If you are in the trade or business of farming, you must complete
and file schedule F, "Profit or Loss from Farming,"
along with IRS Form 1040. Schedule F is very similar to Schedule
C for small business owners. For income tax purposes, farmers
may use either a cash or accrual method of accounting. Income
averaging is a method of reducing the annual tax burden.
Self-employment tax (SE tax) is a social security and Medicare
tax primarily for individuals who work for themselves. It is
similar to the social security and Medicare taxes withheld from
the pay of most wage earners. You usually have to pay SE tax
if you are self-employed. You are usually self-employed if you
operate your own farm on land you either own or rent.
The self-employment tax rate is 15.3%. The rate consists of
two parts: 12.4% for social security (old-age, survivors, and
disability insurance) and 2.9% for Medicare (hospital insurance).
You must pay SE tax and file Schedule SE (Form 1040) if your
net earnings from self-employment were $400 or more.
Record keeping is an important aspect of taxes and the primary reason farm records are kept. There are many suitable record keeping systems. Ideally, the farm has a separate check book. A business checking account provides a good record of income and expenses. Transactions can be entered into a journal or ledgers.
Nowadays, most transactions are recorded electronically. There are many suitable programs. Quicken and Quickbooks are especially popular among farmers.

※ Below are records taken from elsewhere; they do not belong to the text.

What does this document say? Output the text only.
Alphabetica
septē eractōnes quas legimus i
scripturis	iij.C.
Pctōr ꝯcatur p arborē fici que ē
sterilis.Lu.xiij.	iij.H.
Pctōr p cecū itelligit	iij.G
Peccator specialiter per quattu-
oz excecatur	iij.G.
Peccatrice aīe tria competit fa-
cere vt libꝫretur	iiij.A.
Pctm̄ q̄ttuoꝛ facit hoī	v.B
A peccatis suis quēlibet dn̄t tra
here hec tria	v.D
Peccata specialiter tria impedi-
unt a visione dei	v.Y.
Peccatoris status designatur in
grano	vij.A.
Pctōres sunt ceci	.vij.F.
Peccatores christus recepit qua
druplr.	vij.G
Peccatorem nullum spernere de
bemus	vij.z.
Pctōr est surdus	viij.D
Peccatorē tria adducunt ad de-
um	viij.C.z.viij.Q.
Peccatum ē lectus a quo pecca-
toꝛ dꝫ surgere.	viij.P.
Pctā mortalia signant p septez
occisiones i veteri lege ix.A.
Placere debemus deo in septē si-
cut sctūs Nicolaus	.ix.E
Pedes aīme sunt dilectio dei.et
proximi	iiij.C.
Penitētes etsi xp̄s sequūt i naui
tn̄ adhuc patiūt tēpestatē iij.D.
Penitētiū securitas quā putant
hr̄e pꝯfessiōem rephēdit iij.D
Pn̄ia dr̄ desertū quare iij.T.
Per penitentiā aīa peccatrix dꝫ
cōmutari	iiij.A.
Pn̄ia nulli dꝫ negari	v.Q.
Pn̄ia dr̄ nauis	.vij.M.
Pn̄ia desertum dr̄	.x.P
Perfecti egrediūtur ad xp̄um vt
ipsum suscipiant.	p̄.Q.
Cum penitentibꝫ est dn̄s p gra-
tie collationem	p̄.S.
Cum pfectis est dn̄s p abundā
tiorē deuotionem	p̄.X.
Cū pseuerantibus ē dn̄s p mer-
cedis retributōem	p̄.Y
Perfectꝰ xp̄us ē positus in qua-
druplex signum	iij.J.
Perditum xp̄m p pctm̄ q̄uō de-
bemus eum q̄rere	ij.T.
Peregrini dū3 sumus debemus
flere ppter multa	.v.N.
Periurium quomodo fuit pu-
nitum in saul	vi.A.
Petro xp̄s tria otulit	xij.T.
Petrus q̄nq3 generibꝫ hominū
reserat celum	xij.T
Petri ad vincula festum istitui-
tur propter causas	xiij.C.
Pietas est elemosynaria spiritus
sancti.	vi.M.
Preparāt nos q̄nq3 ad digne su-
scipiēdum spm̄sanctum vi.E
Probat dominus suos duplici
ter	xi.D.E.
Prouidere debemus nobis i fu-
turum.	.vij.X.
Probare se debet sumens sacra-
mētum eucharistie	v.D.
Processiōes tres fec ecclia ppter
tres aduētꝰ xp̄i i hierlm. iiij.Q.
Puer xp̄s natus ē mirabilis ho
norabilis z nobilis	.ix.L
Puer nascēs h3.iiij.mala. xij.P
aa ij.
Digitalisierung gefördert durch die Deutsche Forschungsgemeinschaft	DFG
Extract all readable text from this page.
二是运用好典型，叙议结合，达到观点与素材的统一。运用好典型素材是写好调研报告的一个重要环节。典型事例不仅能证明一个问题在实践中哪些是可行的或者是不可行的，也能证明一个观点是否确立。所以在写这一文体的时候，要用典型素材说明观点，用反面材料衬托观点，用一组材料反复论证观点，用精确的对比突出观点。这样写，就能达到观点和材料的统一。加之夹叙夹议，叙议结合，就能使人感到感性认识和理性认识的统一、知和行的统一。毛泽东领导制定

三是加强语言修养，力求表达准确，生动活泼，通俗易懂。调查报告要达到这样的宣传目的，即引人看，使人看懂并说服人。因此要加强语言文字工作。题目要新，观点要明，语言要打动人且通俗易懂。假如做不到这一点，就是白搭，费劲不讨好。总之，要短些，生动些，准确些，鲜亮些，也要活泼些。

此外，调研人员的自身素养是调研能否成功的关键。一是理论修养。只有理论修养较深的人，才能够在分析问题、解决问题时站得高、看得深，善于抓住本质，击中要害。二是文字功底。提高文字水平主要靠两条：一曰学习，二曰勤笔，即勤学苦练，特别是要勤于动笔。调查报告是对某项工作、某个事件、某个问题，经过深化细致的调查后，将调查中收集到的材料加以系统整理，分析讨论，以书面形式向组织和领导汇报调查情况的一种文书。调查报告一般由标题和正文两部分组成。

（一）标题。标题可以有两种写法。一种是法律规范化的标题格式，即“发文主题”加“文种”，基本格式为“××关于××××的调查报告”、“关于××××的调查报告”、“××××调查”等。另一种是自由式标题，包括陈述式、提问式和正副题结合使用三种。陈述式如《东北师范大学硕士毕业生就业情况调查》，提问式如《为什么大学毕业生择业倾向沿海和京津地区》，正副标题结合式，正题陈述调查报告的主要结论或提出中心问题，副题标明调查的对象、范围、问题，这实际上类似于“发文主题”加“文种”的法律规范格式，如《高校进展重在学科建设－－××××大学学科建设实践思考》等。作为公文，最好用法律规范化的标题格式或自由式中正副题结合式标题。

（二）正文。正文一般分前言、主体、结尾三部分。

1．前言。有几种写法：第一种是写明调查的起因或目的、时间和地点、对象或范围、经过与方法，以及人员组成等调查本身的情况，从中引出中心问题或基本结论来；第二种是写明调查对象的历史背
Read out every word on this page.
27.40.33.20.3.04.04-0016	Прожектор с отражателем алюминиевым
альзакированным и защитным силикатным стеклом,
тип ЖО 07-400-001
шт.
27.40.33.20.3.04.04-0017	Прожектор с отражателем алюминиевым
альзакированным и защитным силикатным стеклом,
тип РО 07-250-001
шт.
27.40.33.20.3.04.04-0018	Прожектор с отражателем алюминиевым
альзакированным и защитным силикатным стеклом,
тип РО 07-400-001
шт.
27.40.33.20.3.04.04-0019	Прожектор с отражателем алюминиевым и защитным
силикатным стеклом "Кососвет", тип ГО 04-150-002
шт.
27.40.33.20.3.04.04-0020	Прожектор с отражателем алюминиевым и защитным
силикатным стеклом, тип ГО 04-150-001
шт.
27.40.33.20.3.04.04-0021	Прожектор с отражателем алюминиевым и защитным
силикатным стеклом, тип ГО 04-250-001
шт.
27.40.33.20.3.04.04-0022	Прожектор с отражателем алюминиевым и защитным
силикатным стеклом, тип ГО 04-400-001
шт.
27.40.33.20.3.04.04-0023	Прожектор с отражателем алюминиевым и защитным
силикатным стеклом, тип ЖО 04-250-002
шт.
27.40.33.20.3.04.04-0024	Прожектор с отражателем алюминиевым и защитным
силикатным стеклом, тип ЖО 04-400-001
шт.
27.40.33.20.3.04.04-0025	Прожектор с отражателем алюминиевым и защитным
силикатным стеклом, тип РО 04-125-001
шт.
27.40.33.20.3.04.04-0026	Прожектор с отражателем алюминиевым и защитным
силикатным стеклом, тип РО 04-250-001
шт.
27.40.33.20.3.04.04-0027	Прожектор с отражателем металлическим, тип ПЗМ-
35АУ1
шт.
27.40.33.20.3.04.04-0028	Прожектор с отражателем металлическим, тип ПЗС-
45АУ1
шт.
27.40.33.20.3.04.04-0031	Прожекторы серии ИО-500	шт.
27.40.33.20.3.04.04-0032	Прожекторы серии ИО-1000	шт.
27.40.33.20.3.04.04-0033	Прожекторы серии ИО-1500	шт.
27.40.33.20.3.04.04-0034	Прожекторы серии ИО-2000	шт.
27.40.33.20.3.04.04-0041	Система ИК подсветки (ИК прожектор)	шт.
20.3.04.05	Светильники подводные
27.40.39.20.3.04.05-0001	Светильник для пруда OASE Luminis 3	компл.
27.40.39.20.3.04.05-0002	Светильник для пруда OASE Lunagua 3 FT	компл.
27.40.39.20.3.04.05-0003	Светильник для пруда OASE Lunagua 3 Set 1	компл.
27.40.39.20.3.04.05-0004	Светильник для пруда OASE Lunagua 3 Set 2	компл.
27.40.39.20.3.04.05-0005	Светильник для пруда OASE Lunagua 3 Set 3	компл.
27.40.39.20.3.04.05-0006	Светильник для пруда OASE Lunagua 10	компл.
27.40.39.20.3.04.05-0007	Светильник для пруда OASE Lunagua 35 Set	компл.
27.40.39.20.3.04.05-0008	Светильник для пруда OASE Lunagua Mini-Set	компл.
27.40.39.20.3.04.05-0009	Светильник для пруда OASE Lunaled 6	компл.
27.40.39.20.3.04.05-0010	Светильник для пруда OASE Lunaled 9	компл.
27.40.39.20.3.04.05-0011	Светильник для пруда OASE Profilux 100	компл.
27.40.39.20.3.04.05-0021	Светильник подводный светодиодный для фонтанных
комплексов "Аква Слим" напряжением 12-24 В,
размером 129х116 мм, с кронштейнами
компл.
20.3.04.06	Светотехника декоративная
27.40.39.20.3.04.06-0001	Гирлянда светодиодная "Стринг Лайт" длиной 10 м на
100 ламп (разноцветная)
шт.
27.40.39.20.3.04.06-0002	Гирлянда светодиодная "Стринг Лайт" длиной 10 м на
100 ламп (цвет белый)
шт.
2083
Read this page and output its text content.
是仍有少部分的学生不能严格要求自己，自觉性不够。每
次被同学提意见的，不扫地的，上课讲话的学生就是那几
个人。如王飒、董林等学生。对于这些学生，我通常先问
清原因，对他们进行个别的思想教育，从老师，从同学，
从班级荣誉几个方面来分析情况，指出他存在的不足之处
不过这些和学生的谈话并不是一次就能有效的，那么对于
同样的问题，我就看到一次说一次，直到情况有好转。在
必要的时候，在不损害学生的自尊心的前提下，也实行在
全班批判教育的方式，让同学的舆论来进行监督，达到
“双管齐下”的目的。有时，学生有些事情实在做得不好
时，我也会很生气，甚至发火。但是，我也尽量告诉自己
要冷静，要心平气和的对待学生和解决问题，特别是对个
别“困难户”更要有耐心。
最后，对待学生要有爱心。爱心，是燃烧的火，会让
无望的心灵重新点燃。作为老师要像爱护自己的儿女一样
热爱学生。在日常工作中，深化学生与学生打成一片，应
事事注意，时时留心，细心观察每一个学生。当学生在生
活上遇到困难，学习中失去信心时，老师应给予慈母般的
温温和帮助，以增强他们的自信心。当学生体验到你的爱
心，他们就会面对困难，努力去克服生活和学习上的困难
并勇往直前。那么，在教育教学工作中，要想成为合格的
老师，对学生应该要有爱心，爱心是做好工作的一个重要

Supporting documents need to be stored in a safe place. In generaly, these documents must be kept for at least three years from when the tax return was filed. Most farmers do not file their own taxes; they have an accountant.
Hobby (not-for-profit farming)
If you raise sheep with no intention of making a profit, it is a hobby. Any income from a hobby farm is reported on the first page of IRS form 1040 under "other income," not on a schedule F. Expenses of a hobby can only be deductoin on schedule A, itemized deductions. Hobby losses cannot be used to offset unrelated income.
4-H and FFA Projects
If an individual participates in a 4-H Club or FFA project, any
net income received from sales or prizes related to the project
may be subject to income tax. Net income should be reported on
line 21 of IRS Form 1040. If the project is primarily for educational
purposes and not profit, the net income is not subject to self-employment
Taxes are complicated and the tax code is constantly changing.
Farmers should consult with tax accountants for the most up-to-date
information on farm taxation and reporting.